Stalking offences in England and Wales have seen a “significant increase” during the pandemic, according to police.
More than 80,000 incidents of stalking were recorded by forces last year but freedom of information requests by BBC News show arrests were unable to keep up with offences. Arrests grew at half the rate of the rise in offences between 2019 and 2020.
Victims of stalking are having their right to privacy infringed upon, which is protected by Article 8 of the Human Rights Act. Considering the majority of stalking victims are women, the rise in incidents and failure to match offences with arrests raises questions of whether victims’ right to freedom from discrimination – Article 14 – is being affected.
“What we’ve seen, both in the pandemic and outside of it, is a significant increase in stalking cases,” said Deputy Chief Constable Paul Mills, the National Police Chiefs’ Council lead officer for stalking. “What we’re looking at in certain parts of the country [is] up to a 200% increase.”
In the UK, there is no strict legal definition of stalking but the Protections of Freedoms Act 2012 created two new offences of stalking. The Home Office also issued guidelines in relation to stalking offences.
These two new sections set out examples of acts associated with stalking, like following a person, watching or spying on them and forcing contact with the victim through any means, including social media and other forms of digital communication.
Stalking behaviours are designed to impact a victim’s freedoms, leaving them in a constant state of hypervigilance. A stalker’s conduct can appear innocent, especially if each act of stalking is considered in isolation, but repeated stalking behaviours cause significant harassment and distress.

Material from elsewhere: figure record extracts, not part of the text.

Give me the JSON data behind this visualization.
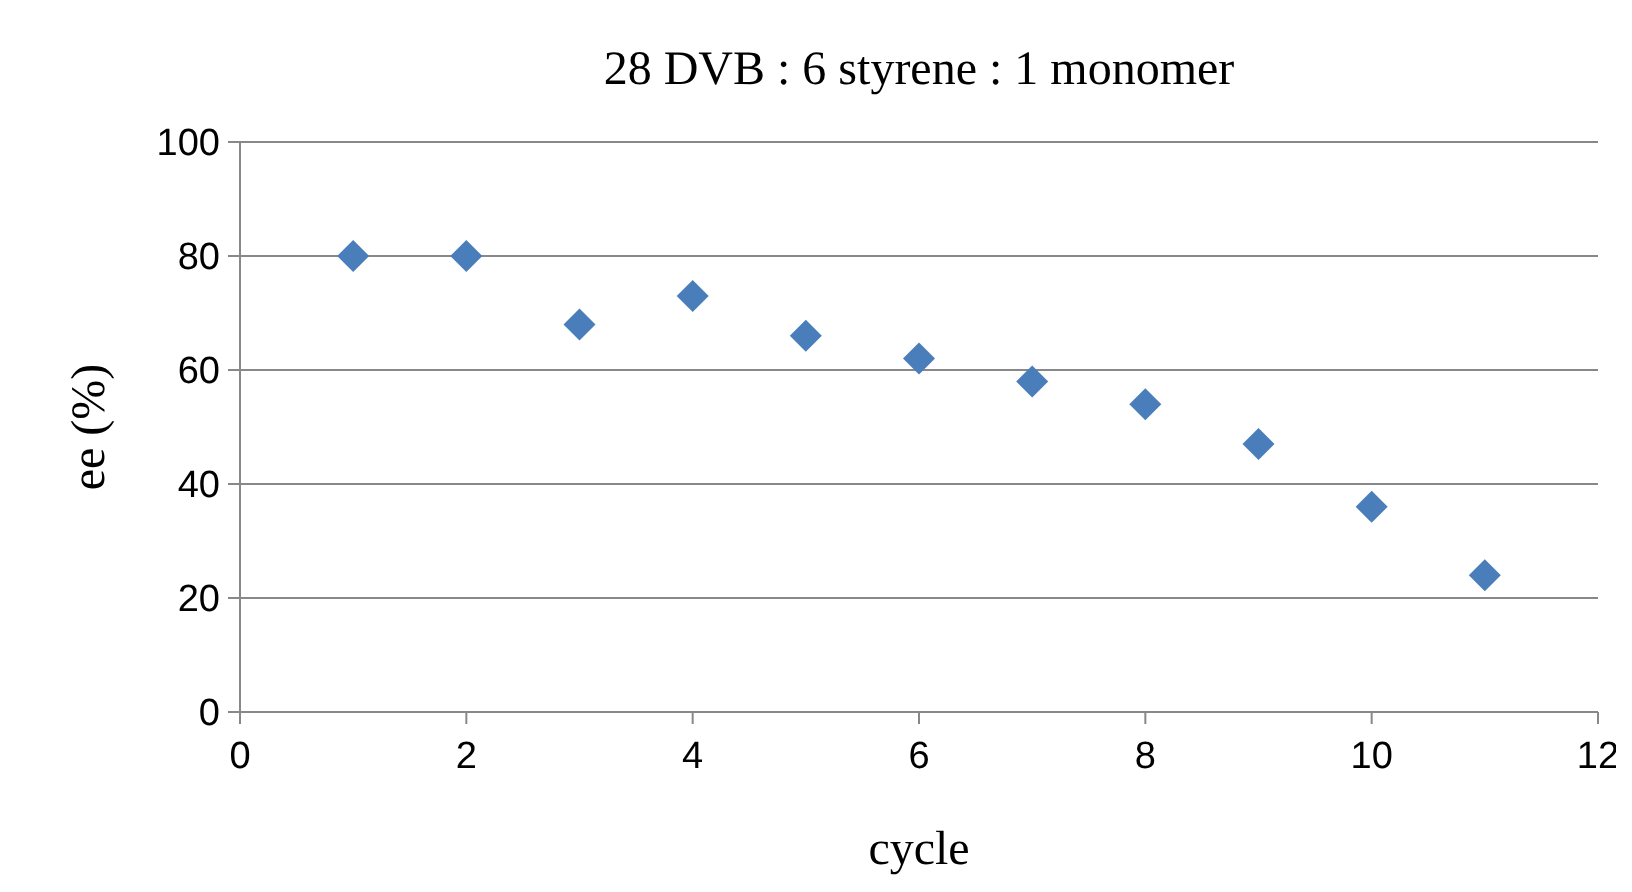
{
  "chart_data": {
    "type": "scatter",
    "title": "28 DVB : 6 styrene : 1 monomer",
    "xlabel": "cycle",
    "ylabel": "ee (%)",
    "x": [
      1,
      2,
      3,
      4,
      5,
      6,
      7,
      8,
      9,
      10,
      11
    ],
    "series": [
      {
        "color": "#4a7ebb",
        "values": [
          80,
          80,
          68,
          73,
          66,
          62,
          58,
          54,
          47,
          36,
          24
        ]
      }
    ],
    "xlim": [
      0,
      12
    ],
    "xticks": [
      0,
      2,
      4,
      6,
      8,
      10,
      12
    ],
    "ylim": [
      0,
      100
    ],
    "yticks": [
      0,
      20,
      40,
      60,
      80,
      100
    ],
    "grid": "y",
    "marker": "diamond"
  }
}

The 80,000 stalking offences recorded in 2020 is a large increase on the 27,156 offences in 2019, however, it is important to note that the figures are not directly comparable because of a change in how crimes are recorded, which has encouraged more people to report offences by ex-partners.
But the Freedom of Information (FOI) requests conducted by BBC News from 33 out of 45 police forces, indicate that arrests for stalking offences increased at less than half the rate of the rise in stalking incidents in 2020 compared with the year before in England, Wales and Scotland.
According to Mills, there are several contributing factors to the rise in offences, including an increase in online stalking and the pandemic itself.
“80,000 is a really easy number to talk about but each one of those people is actually a victim at the end of that,” he said. “In each one of those cases, there is significant potential harm. We’re now doing extensive work to try and increase the outcome rate for victims.”
Under 18-year-olds made more than 2,000 reports of stalking in 2020 and, of the 28 forces who responded to BBC News’ specific request about the age of those reporting incidents, 25 said a person aged 11-years-old or younger had complained of being stalked.
Lawyer at the stalking advocacy charity Paladin, Rachel Horman-Brown said the lockdowns “made victims feel much more vulnerable and it’s been more difficult for them to get any kind of support”.
The government introduced stalking protection orders allowing police forces to ban offenders from coming within a certain distance of their home or workplace and from making contact with victims on social media.
However, there have only been 294 successful applications for these orders, equating to being used in about 2% of stalking arrests.
“Stalking Protection Orders stop perpetrators in their tracks and prevent them contacting victims,” a government spokesperson said. “We expect all police forces to make full use of them, and are working closely with the police to ensure that this happens.”
Ireland only recently introduced a bill to criminalise stalking, whereas specific stalking offences were introduced in Scotland, England and Wales in 2010 and 2012 respectively.